Teachers pressured their pupils to be more “diligent”. Kids had little option but to cram the material. Many schools had separate “special classes” for less academically successful pupils, which seriously hampered their self-esteem.
The teacher was the supreme authority. Then came the phrases like “The bell is for the teacher only!” and “The teacher is always right”. Likewise, the teacher was the sole source of correct information. When a student believed there was a mistake or absence of the correct answer in the knowledge assessment task, arguing against the mark was out of the question since the personal opinion was not allowed.
Children had no way to develop their individuality and learn to assert themselves. Quite the contrary, from first grade, schools taught that no one cared about their opinion.
Given the love for limitations in the USSR, only exact and some natural sciences can be said to have been taught decently. Indeed, physics and mathematics were top-notch; hence, after the start of the Perestroika era, scientists from the USSR became in demand even abroad.

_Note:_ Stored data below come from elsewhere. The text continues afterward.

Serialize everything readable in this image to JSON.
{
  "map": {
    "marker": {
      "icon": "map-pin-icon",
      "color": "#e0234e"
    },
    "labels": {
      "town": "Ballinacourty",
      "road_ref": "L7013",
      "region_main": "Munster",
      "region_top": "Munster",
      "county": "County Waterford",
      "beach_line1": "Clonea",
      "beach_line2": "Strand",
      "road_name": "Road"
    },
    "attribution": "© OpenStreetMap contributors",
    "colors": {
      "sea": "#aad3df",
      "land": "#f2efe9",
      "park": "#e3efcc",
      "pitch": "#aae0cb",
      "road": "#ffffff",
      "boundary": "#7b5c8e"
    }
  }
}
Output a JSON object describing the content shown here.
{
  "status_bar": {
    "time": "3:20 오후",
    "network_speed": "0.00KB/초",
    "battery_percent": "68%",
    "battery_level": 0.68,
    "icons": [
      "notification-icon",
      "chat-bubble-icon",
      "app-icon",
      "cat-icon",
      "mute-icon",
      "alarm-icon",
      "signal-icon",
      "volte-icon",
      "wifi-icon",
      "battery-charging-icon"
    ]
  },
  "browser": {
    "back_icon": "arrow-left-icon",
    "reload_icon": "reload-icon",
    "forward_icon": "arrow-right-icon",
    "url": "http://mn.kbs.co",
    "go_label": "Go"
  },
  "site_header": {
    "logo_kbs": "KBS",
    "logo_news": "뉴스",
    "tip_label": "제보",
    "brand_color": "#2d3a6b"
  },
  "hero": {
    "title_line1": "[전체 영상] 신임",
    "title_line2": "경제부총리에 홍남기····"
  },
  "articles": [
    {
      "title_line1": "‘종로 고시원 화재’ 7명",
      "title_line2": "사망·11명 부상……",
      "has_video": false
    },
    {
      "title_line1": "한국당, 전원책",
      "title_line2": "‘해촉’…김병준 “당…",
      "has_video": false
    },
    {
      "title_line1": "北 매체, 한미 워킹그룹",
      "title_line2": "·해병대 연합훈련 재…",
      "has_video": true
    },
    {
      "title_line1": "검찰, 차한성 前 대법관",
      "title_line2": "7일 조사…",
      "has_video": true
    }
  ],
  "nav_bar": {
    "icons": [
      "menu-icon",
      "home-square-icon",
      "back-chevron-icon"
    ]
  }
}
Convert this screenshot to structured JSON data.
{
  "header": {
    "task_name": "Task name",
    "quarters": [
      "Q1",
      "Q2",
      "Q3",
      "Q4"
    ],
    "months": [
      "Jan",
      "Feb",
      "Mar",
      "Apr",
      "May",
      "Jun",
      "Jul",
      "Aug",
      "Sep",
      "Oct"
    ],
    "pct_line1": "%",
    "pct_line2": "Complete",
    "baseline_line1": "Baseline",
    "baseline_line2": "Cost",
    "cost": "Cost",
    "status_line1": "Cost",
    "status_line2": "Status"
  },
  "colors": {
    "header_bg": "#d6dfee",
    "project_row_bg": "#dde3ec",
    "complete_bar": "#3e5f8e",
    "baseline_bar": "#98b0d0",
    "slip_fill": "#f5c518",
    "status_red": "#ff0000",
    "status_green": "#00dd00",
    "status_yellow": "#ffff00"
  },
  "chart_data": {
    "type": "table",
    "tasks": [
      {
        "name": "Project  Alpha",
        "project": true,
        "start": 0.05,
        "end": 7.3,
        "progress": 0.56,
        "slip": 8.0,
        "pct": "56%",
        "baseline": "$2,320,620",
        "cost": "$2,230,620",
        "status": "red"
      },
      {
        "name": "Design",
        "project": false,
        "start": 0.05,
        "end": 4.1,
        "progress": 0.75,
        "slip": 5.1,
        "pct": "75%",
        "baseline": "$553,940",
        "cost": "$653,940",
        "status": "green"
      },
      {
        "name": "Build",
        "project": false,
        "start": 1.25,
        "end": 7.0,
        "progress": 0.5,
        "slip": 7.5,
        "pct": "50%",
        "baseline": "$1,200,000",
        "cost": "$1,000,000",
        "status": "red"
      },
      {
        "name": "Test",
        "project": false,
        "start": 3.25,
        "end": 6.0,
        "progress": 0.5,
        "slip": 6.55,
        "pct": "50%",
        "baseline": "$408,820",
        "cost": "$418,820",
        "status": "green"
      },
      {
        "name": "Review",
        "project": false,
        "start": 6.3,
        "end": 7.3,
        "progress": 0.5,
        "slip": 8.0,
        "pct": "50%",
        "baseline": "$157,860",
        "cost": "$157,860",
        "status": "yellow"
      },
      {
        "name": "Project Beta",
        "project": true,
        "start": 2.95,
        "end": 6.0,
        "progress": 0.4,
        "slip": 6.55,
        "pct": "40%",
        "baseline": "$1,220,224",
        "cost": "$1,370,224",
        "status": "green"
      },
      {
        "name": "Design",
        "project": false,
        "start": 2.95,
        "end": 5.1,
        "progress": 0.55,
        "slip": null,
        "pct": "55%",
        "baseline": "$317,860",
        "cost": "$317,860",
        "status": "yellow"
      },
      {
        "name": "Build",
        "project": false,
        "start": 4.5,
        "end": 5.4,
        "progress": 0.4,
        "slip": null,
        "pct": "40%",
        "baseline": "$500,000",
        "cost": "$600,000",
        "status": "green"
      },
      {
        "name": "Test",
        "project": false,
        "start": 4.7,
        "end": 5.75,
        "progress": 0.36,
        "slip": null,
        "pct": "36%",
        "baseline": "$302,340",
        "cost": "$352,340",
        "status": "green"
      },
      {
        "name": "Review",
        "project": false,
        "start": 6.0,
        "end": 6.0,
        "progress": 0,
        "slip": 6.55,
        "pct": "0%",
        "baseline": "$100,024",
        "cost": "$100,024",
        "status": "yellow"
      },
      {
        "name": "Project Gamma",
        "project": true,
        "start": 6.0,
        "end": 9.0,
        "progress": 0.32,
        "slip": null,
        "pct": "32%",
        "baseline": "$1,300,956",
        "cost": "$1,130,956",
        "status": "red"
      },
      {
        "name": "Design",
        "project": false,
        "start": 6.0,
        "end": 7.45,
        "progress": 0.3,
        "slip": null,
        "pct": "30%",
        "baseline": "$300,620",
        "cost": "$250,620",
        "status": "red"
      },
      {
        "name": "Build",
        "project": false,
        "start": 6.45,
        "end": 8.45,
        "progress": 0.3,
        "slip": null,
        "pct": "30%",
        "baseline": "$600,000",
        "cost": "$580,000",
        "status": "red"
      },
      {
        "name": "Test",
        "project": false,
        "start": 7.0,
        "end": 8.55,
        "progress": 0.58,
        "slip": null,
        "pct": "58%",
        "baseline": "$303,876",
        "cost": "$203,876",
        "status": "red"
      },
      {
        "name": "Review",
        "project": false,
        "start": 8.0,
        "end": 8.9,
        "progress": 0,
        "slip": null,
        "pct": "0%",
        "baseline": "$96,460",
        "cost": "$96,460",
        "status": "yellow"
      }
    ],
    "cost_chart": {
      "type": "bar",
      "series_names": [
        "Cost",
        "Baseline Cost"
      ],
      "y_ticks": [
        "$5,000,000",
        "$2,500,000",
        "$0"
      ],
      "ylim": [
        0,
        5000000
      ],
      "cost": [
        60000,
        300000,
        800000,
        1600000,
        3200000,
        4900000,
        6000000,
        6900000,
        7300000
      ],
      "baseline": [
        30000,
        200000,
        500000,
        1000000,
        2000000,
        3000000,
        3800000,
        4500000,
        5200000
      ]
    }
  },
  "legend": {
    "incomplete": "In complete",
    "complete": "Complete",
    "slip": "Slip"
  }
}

However, departments of cultural studies, history, or philology served no benefit to the USSR since they did not teach how to construct weapons or advance spacefaring technology. Hence, the communist party exploited those departments to advance its agenda; they became propaganda centers. Absolutely everyone and everything had to serve the regime.
Therefore, educational materials for students were rewritten to the liking of the USSR, particularly to match the ideologies of Marx and Engels. The interpretation of events had to comply with the ideological vision of the communist party. For instance, such events as the Soviet purges in the early 20th century did not even exist in the Soviet history books.
Another sphere in which Soviet education failed entirely was foreign languages.
After all, no language other than russian was needed since it could harm the union by breaching the “iron curtain” behind which the people lived. Moreover, good command of a foreign language was punishable.
Upon graduating from school, not many could communicate or properly read in English or other foreign languages. In general, the USSR education system sought to minimize any differences between students. To be like everyone else was the basic gist of all levels of education in the USSR.
That sameness was achieved through the propaganda of the ideal model of a teenager, a pioneer sporting a white shirt and red scarf. Schools also actively “inspired” the children with the story of Pavlik Morozov, who reported his father, an alleged “kulak”, to the secret police.
At universities, even students in the natural sciences departments were forced to study the speeches of Marx or Lenin. Students had two options; either spend long evenings to “cram” the texts or refuse to learn and come up with excuses.
Students had to present themselves as hardworking “communist youth” lest they risked being expelled from their university. To avert such a calamity, “dutiful” soviet parents sent their children to kindergartens as early as possible, believing it would teach them teamwork and appreciation of soviet society.
Already in kindergartens, children were being made the same. All children received the same amount of food; at the same time, there was a rule that “you don’t leave the table until you’ve eaten all”. Nowadays, child psychologists recognize that disciplining children in such a way is very traumatizing.
In truth, it is difficult to objectively compare the quality of different education systems due to different contexts and peculiarities of education. Yet it is clear that the USSR education system did not respect the individuality of students. They could be clever and educated but had no right to exist outside a certain strictly outlined framework.